8. Successors of Company. This Agreement shall be binding upon and shall inure to the benefit of any successor of the Company but, except as provided herein, the Option may not be assigned or otherwise transferred by the Optionee.

9. Notices. Any notices under this Agreement must be in writing and will be effective when actually delivered or, if mailed, three days after deposit into the United States mails by registered or certified mail, postage prepaid. Mail shall be directed to the addresses stated on the face page of this Agreement or to such address as a party may certify by notice to the other party.

10. Rights as a Stockholder. Neither Optionee nor any person claiming under or through Optionee shall have any of the rights or privileges of a stockholder of the Company in respect of any shares deliverable hereunder unless and until certificates representing such shares shall have been issued, recorded on the records of the Company or its transfer agents or registrars, and delivered to Optionee. After such issuance, recordation and delivery, Optionee shall have all the rights of a stockholder of the Company with respect to voting such shares and receipt of dividends and distributions on such shares.

11. Entire Agreement; Governing Law. The Plan is incorporated herein by reference. The Plan and this Agreement constitute the entire agreement of the parties with respect to the subject matter hereof and supersede in their entirety all prior undertakings and agreements of the Company and Optionee with respect to the subject matter hereof, and may not be modified adversely to the Optionee’s interest except by means of a writing signed by the Company and Optionee. This agreement is governed by the internal substantive laws, but not the choice of law rules, of Oregon.

12. Binding Agreement. Subject to the limitation on the transferability of this grant contained herein, this Agreement shall be binding upon and inure to the benefit of the heirs, legatees, legal representatives, successors and assigns of the parties hereto.

13. Board Authority. The Board shall have the power to interpret the Plan and this Agreement and to adopt such rules for the administration, interpretation and application of the Plan as are consistent therewith and to interpret or revoke any such rules (including, but not limited to, the determination of whether or not any shares subject to the Option have vested). All actions taken and all interpretations and determinations made by the Board in good faith shall be final and binding upon Optionee, the Company and all other interested persons. The Board shall not be personally liable for any action, determination or interpretation made in good faith with respect to the Plan or this Agreement.

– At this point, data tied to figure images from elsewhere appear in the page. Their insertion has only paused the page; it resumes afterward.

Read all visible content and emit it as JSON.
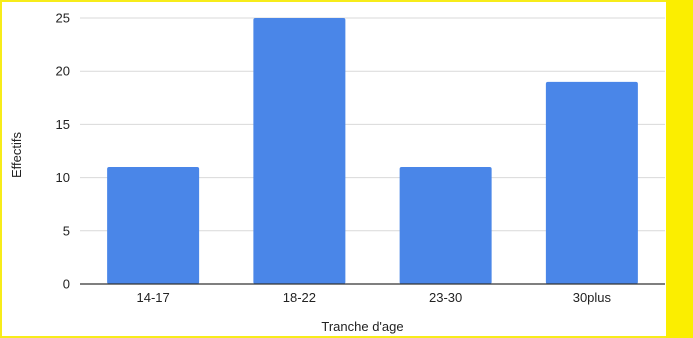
{
  "colors": {
    "bar": "#4a86e8",
    "grid": "#d9d9d9",
    "axis": "#333333",
    "frame": "#f7ec1a",
    "band": "#fbee00"
  },
  "chart_data": {
    "type": "bar",
    "categories": [
      "14-17",
      "18-22",
      "23-30",
      "30plus"
    ],
    "values": [
      11,
      25,
      11,
      19
    ],
    "title": "",
    "xlabel": "Tranche d'age",
    "ylabel": "Effectifs",
    "ylim": [
      0,
      25
    ],
    "yticks": [
      0,
      5,
      10,
      15,
      20,
      25
    ],
    "grid": true,
    "legend": "none"
  }
}
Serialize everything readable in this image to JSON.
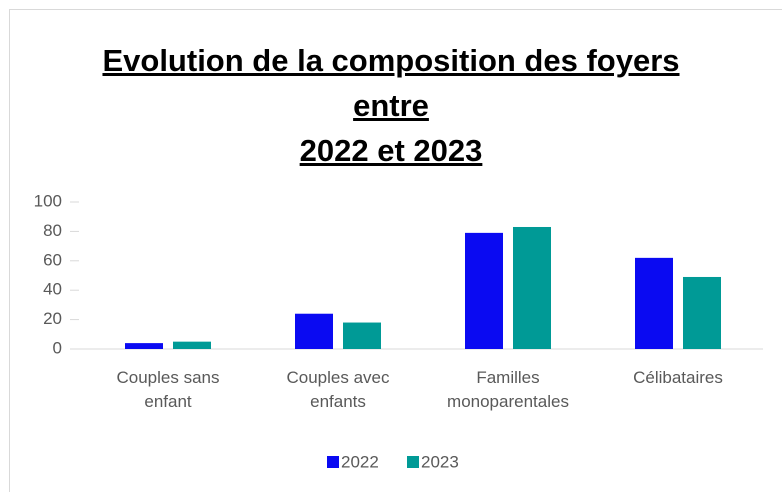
{
  "chart_data": {
    "type": "bar",
    "title": "Evolution de la composition des foyers\nentre\n2022 et 2023",
    "categories": [
      "Couples sans enfant",
      "Couples avec enfants",
      "Familles monoparentales",
      "Célibataires"
    ],
    "series": [
      {
        "name": "2022",
        "color": "#0a0af2",
        "values": [
          4,
          24,
          79,
          62
        ]
      },
      {
        "name": "2023",
        "color": "#009a96",
        "values": [
          5,
          18,
          83,
          49
        ]
      }
    ],
    "ylim": [
      0,
      100
    ],
    "yticks": [
      0,
      20,
      40,
      60,
      80,
      100
    ],
    "grid": false,
    "legend": "bottom"
  }
}
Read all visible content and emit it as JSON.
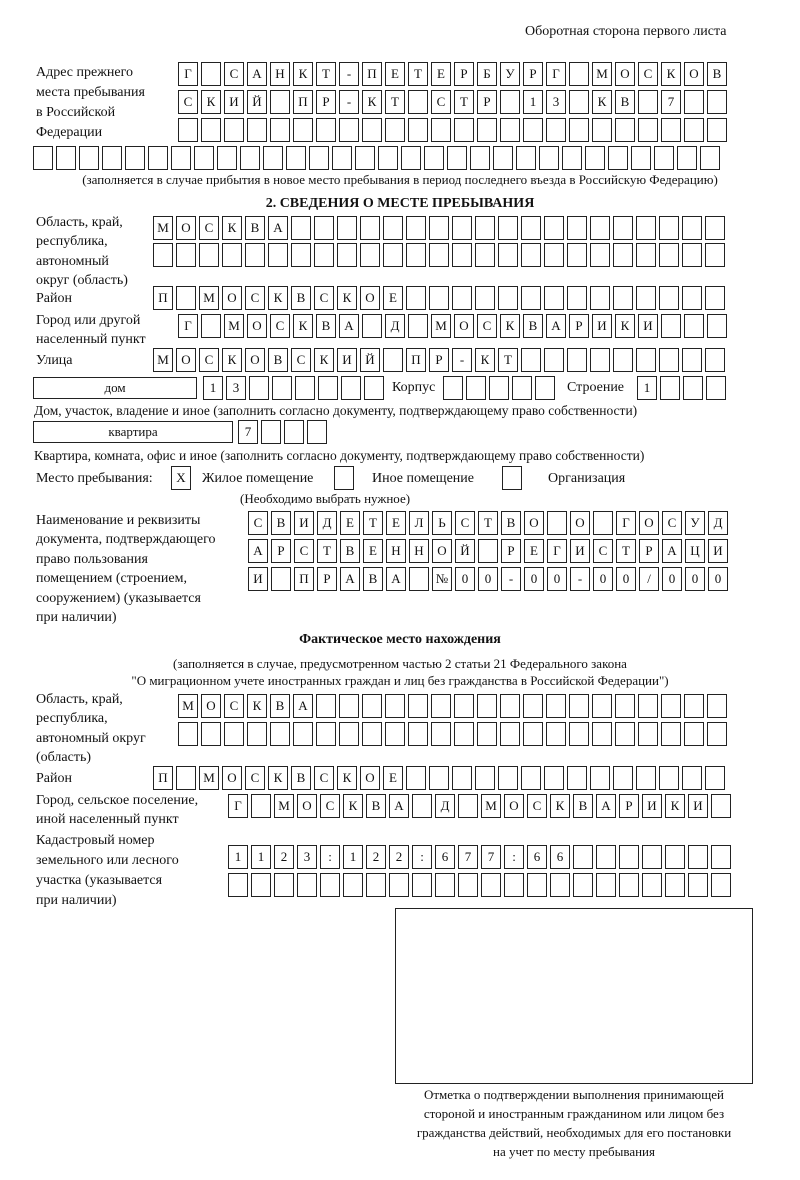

14. Electronic Delivery. The Company may, in its sole discretion, decide to deliver any documents related to Options awarded under the Plan or future Options that may be awarded under the Plan by electronic means or request Optionee’s consent to participate in the Plan by electronic means. Optionee hereby consents to receive such documents by electronic delivery and agrees to participate in the Plan through any on-line or electronic system established and maintained by the Company or another third party designated by the Company.

15. Captions. Captions provided herein are for convenience only and are not to serve as a basis for interpretation or construction of this Agreement.

16. Agreement Severable. In the event that any provision in this Agreement shall be held invalid or unenforceable, such provision shall be severable from, and such invalidity or unenforceability shall not be construed to have any effect on, the remaining provisions of this Agreement.

17. Amendment, Suspension or Termination of the Plan. Optionee understands that the Plan is discretionary in nature and may be amended, suspended or terminated by the Company at any time.